YANGON, Myanmar – Myanmar’s parliament on Friday, September 7 passed an eagerly awaited new law aimed at boosting foreign investment in the former pariah state, which is emerging from decades of military rule, a lawmaker said.
The legislation allows foreign companies to own a 50-percent stake in joint ventures with local partners.
“The foreign investment law was approved by the union parliament,” said ruling-party lawmaker Soe Yin, adding that a controversial minimum investment of $5 million proposed in an earlier draft had been dropped.
Business leaders had warned that the earlier draft, which would have allowed foreign firms to hold only up to 49 percent of a joint venture, risked undermining smaller companies’ chances of attracting investment.
The investment law is aimed at regulating a flood of interest from overseas corporations, which have been eyeing resource-rich Myanmar since the international community began dismantling sanctions to reward reforms.
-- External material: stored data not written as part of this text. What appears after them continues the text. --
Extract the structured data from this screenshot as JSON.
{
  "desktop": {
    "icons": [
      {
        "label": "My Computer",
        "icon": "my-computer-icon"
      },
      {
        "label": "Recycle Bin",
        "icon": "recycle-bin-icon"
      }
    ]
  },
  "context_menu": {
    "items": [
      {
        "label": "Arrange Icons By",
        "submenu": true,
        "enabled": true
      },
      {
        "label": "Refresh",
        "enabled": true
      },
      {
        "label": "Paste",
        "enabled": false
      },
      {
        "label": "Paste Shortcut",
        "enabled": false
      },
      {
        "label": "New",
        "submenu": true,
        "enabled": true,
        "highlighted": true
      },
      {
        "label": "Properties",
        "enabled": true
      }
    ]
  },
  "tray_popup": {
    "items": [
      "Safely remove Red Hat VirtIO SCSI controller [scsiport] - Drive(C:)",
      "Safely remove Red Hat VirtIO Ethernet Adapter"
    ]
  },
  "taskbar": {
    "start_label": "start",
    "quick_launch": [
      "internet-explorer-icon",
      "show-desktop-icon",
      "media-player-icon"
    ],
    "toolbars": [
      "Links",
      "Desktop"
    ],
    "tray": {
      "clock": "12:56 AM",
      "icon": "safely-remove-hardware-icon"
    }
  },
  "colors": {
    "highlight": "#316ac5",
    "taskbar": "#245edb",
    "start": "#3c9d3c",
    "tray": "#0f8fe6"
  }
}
With huge natural resources and a strategic position between China and India, Myanmar is seen as a potentially huge market for foreign firms as it opens up to the world after decades of isolation.
President Thein Sein has vowed to put the economy at the centre of a new raft of reforms, following a series of dramatic political changes since almost half a century of outright military rule ended last year.
Myanmar has invited foreign firms to invest in the mining sector and signed a series of oil exploration deals with foreign companies.
Critics say the rewards of the nation’s energy bounty have so far only been shared among foreign investors and the regime, rather than its impoverished people.